Edinburgh Fringe 2013
Low Down
Scottish playwrights, Kieran Hurley and AJ Taudevin, join forces with ThickSkin, to create Chalk Farm, a finely drawn picture of a mother and son during the time of the London riots. It combines multi-media, movement and text to offer a nuanced and empathetic look at what happened that summer.
Review
After the London riots two years ago, David Cameron took it on himself to blame the parents and used it as an excuse to introduce measures to deal with England’s ‘troubled families’. Kieran Hurley and AJ Taudevin’s bristling new play looks at one of those so-called troubled families, and finds Mr. Cameron’s analysis somewhat lacking.
Maggie is a single mother who’s worked hard to ensure that her son, Jamie, has the best start in life and a decent place to live. They live in Chalcott Towers in Chalk Farm, looking out over all of London. When he was little, he and his mum looked out like super heros imaging they could keep London safe; now he escapes by himself to the roof looking out and fantasising about what he wants from his life. As the riots unfurl, Jamie is enticed into a world beyond the safe cocoon his mother has created for the two of them.
Under Neil Bettle’s taut direction, Chalk Farm tracks backwards and forwards with ease between young boy to teenager, using monologues from Maggie and Jamie direct to audience as well as dialogue between the two. Around them there is a forest of screens onto which images are projected. They show Jamie’s transition from boy to teenager, the city swirling below them, and as Jamie is drawn further into the action of the riots, flames lap around them threatening to engulf their lives. The on screen images create a city intoxicating with excitement and the lure of the forbidden.
The writing is at its best when it puts words in Jamie’s mouth. He speaks like an adolescent with the “It’s like, well you know man’ patter that somehow in the mouths of teenagers becomes more than the sum of its parts. It’s a beautifully drawn part: that wonderful chrysalis that adolescents inhabit of contradictory selves still struggling to find their true identity. Jamie is by turns the teenager who doesn’t want his mum in his life but then wants to give her a treat, the boy who follows what his friend, Junior, does and the aspiring man who dreams of a future. His speeches on the roof are brilliantly drawn, as are the scenes of a young boy initially looking on and then pulled in by the excitement of the riots.
Maggie is a more problematic character. While the play paints a sympathetic picture of the changing relationship between Maggie and her son and is a fine depiction of parent-teenager interaction, in attempting to emphasise the love Maggie has for her son her character becomes a little sentimentalised.
There is some fine acting here from both performers. Thomas Dennis is electrifying as the young adolescent who is caught up in and enthralled by the riots, vibrant and really alive for the first time in his world. Julia Taudevin, the play’s co-author, plays the mother, an arguably more difficult part, with a quiet strength and dignity.

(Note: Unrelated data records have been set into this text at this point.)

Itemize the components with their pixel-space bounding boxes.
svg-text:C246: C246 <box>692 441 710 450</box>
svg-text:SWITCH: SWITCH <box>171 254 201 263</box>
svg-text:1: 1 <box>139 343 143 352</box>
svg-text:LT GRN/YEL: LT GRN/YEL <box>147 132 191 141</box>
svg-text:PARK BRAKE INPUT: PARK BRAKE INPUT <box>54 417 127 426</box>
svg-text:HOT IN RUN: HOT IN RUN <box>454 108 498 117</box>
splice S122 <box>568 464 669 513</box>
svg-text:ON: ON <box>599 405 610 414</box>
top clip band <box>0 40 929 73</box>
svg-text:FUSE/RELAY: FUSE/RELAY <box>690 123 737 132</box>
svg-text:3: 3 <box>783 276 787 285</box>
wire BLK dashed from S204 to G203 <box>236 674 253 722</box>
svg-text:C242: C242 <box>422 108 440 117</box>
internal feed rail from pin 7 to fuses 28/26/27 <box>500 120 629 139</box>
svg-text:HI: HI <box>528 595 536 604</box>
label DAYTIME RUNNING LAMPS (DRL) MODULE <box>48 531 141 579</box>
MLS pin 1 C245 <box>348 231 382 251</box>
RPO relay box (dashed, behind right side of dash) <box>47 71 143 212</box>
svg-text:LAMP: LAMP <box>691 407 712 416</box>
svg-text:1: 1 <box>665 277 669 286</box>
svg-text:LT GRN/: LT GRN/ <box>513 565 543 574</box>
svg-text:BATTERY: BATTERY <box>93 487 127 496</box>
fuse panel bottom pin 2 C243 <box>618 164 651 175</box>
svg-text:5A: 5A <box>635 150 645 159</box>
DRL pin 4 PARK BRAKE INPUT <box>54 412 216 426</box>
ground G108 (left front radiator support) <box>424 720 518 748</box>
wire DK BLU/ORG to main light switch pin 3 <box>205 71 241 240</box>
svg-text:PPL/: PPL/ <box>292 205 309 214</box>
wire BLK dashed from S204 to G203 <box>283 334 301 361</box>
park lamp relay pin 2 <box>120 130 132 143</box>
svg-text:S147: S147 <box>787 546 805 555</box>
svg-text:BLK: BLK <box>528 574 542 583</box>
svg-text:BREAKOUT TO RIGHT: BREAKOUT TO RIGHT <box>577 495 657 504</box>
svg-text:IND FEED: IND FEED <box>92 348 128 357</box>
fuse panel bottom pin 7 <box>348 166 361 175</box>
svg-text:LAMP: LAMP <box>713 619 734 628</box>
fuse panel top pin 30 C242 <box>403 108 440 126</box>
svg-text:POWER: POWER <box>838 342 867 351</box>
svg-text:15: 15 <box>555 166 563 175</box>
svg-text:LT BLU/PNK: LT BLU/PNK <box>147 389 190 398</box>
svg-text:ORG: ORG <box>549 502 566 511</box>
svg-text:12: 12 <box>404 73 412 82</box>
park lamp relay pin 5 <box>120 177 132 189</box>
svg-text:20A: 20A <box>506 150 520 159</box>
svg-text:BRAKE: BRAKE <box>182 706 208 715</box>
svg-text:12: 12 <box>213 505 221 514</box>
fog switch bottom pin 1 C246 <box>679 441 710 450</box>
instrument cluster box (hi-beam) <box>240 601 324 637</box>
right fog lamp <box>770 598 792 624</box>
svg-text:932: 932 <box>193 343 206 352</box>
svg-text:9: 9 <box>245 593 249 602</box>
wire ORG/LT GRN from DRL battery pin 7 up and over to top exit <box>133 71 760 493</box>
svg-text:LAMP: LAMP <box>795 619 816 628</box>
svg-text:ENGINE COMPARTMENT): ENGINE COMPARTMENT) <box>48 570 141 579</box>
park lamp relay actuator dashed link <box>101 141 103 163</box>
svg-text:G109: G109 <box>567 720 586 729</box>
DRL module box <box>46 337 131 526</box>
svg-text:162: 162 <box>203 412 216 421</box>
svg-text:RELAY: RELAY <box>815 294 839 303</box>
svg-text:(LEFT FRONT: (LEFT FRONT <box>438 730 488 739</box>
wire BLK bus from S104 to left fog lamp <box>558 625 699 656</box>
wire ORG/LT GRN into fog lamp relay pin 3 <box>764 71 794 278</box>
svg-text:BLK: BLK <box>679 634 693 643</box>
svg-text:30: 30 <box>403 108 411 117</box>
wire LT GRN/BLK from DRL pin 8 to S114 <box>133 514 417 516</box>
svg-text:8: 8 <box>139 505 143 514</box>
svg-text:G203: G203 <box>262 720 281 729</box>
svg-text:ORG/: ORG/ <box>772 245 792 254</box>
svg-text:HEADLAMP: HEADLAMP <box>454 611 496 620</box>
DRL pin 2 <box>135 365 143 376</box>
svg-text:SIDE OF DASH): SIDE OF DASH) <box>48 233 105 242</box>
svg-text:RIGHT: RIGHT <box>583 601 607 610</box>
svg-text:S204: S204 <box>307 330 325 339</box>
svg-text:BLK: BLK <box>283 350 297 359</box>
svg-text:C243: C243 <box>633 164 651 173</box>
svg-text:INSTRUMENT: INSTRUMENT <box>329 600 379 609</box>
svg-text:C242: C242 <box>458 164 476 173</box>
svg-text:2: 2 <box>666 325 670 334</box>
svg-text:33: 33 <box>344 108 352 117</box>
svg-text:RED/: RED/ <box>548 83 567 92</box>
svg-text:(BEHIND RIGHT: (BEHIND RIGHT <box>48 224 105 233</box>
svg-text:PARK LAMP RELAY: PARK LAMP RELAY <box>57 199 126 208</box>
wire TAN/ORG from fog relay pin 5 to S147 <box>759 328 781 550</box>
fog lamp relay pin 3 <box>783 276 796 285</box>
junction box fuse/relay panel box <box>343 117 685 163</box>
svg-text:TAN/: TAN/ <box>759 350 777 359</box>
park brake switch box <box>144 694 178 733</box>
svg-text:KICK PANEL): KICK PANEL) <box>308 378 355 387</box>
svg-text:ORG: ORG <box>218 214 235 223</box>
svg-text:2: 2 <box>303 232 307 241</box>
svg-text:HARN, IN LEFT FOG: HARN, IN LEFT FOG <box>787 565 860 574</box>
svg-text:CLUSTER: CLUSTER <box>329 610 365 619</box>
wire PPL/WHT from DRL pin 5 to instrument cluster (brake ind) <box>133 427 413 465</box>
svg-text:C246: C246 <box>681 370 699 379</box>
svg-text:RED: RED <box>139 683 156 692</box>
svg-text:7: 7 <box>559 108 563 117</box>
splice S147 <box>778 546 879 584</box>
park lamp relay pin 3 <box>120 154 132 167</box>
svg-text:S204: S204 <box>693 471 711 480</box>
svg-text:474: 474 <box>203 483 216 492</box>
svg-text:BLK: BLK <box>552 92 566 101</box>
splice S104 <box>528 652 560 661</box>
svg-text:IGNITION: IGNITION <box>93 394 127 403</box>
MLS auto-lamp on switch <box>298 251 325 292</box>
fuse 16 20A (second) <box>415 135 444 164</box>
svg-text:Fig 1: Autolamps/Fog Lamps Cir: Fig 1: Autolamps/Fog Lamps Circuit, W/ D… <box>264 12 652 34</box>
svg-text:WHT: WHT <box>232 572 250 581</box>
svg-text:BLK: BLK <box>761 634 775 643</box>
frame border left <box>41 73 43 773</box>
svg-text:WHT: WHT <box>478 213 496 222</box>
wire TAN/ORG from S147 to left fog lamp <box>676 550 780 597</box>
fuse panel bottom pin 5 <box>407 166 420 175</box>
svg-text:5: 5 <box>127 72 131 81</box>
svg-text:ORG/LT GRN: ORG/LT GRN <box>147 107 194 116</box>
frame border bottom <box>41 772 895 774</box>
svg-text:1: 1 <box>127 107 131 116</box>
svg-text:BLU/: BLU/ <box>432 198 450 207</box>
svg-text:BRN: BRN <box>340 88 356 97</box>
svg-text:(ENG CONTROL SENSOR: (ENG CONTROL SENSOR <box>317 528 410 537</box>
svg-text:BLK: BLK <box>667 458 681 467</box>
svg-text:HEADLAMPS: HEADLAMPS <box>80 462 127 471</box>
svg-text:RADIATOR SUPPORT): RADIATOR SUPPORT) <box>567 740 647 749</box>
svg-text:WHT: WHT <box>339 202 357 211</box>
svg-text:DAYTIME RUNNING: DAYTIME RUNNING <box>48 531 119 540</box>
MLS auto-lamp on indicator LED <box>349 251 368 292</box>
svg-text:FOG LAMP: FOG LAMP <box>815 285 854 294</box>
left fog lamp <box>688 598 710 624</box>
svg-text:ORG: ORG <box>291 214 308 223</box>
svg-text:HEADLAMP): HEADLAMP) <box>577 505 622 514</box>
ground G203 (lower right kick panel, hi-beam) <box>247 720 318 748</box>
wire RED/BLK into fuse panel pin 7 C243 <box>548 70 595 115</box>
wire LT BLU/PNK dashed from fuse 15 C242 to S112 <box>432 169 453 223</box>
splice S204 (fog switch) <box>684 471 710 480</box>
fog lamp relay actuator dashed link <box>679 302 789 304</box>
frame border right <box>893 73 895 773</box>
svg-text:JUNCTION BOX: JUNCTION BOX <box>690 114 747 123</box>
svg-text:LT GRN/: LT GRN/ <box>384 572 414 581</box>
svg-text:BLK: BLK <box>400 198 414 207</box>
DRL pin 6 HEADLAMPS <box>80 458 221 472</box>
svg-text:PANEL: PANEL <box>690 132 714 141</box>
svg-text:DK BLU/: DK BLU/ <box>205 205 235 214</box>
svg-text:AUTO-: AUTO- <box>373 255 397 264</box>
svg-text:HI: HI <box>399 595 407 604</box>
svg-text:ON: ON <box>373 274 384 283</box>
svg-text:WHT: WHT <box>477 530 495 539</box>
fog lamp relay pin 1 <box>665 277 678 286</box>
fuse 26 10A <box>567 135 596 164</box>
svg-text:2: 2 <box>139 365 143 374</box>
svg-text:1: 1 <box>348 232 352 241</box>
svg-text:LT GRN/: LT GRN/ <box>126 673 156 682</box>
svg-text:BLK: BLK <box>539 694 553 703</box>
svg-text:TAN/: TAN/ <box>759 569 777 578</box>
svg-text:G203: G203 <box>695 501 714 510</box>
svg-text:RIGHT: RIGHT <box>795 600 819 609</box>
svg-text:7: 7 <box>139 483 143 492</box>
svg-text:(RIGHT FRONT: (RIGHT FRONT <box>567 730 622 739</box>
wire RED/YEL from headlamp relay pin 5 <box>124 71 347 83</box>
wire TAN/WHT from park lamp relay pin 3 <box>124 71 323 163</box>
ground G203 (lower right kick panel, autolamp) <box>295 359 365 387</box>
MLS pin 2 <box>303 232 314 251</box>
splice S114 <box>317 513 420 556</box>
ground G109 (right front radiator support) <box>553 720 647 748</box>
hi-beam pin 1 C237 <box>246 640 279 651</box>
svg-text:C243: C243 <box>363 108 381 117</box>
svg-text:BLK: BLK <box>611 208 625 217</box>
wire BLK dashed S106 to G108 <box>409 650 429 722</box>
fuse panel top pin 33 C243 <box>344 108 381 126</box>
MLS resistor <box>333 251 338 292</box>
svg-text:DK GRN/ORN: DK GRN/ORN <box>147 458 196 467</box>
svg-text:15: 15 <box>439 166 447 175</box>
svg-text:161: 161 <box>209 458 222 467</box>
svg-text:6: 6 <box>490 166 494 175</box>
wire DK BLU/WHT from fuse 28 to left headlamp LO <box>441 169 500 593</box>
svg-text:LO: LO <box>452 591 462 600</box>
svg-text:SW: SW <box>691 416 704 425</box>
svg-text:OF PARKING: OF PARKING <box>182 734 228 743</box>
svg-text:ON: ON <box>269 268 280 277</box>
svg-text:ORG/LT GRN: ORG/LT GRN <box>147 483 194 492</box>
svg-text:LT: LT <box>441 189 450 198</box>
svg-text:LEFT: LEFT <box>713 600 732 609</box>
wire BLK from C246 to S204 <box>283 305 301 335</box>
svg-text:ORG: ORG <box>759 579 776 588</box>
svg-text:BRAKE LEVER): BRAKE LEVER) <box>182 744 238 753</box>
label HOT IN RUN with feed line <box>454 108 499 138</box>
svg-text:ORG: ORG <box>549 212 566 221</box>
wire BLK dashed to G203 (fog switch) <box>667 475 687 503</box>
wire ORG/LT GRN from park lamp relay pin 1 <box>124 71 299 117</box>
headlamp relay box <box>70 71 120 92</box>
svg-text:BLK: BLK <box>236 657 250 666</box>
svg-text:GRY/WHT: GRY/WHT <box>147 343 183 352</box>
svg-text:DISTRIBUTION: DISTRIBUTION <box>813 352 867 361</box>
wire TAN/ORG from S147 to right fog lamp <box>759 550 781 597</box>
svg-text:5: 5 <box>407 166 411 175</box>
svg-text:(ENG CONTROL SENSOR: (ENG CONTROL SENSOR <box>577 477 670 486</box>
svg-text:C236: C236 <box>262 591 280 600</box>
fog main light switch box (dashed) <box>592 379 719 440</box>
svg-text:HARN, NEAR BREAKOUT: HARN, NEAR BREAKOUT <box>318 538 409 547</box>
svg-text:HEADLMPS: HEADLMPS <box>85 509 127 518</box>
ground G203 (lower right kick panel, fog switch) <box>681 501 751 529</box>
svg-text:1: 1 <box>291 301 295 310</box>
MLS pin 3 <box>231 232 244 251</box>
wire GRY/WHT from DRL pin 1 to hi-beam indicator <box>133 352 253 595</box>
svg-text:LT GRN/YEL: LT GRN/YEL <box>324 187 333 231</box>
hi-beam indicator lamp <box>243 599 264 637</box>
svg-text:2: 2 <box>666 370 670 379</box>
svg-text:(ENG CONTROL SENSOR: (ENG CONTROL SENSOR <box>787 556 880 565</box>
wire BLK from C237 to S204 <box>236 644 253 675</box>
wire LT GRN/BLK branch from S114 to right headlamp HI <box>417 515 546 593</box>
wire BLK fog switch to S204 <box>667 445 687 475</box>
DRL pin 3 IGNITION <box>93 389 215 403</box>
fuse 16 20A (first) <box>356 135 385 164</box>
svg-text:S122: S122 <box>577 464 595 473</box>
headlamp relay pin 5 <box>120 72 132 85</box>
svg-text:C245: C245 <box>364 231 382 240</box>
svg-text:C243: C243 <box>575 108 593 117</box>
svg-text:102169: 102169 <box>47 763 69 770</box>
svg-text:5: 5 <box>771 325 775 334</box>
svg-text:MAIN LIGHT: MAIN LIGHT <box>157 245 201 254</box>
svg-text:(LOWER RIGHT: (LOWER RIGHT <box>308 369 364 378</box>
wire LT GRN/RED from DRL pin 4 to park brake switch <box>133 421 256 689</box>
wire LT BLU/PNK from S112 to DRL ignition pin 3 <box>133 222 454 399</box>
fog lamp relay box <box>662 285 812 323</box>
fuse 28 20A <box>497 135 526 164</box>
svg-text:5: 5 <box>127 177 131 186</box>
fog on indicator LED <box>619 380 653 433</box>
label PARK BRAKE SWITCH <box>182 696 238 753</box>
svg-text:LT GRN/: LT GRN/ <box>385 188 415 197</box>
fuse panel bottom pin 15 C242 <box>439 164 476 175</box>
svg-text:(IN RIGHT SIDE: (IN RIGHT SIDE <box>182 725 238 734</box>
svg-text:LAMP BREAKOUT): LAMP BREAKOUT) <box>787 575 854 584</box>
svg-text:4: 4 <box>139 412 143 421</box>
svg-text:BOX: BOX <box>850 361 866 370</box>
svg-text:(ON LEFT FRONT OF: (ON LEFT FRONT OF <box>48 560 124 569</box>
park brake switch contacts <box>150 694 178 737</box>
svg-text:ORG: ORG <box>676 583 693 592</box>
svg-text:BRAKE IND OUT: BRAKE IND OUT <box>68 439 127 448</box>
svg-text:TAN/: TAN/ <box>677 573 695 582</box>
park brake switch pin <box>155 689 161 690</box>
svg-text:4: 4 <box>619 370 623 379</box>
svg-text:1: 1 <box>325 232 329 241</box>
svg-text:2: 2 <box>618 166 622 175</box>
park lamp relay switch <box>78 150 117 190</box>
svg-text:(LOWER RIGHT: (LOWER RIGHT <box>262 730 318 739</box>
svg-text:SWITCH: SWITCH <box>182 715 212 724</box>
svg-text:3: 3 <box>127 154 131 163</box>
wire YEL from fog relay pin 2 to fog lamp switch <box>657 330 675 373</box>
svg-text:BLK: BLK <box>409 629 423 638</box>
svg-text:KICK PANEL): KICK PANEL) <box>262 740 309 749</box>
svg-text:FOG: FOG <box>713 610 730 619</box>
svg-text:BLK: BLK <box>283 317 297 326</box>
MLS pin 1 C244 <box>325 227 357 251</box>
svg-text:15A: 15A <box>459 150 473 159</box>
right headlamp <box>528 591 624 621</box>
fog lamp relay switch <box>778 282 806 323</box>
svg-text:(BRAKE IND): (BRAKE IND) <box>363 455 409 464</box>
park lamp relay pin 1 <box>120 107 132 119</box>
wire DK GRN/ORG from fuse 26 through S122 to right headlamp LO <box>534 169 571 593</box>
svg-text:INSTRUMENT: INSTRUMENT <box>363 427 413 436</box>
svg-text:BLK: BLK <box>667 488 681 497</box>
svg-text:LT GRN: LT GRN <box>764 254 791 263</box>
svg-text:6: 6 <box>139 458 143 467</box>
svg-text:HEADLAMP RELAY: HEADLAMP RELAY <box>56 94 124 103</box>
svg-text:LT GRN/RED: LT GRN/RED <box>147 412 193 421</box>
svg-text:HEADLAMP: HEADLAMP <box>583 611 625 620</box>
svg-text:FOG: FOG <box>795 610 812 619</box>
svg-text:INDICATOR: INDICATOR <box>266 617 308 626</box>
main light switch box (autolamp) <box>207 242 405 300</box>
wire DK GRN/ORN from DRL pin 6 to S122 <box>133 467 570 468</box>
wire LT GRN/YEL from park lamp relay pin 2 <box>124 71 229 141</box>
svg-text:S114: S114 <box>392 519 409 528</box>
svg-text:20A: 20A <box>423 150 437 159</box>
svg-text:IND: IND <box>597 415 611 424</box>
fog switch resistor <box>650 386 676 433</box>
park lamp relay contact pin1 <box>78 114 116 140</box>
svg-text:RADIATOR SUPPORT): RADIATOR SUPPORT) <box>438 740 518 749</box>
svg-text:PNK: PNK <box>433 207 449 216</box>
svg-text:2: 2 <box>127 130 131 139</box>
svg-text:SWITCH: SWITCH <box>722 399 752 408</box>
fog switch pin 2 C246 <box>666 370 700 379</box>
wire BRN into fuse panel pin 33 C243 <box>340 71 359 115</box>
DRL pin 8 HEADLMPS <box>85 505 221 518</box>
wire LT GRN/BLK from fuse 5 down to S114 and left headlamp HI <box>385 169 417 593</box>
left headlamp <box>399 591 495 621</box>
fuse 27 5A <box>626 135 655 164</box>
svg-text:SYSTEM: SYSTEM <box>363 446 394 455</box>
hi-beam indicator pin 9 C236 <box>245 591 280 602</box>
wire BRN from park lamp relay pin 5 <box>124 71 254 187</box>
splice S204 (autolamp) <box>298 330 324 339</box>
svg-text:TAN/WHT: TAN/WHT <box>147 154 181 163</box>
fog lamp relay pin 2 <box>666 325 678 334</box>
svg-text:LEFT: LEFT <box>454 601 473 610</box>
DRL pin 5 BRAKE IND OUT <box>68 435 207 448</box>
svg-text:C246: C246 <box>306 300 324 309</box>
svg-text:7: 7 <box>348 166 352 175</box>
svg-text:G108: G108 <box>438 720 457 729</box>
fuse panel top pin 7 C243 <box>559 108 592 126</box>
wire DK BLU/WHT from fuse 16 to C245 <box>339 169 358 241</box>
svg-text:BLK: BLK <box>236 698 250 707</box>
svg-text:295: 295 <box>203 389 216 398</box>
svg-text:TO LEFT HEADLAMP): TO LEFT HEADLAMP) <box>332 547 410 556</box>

The strength of this piece lies in its refusal to find easy answers and to reduce the complexity of the riots to sound-bites. It seeks to understand rather than to blame. The Jamie who fantasises about protecting the city from harm as a Bat- Angel isn’t, after all, so different to the teenager who wants to get his mum a bottle of pink fizz as a treat as he loots Chalk Farm Sainsburys.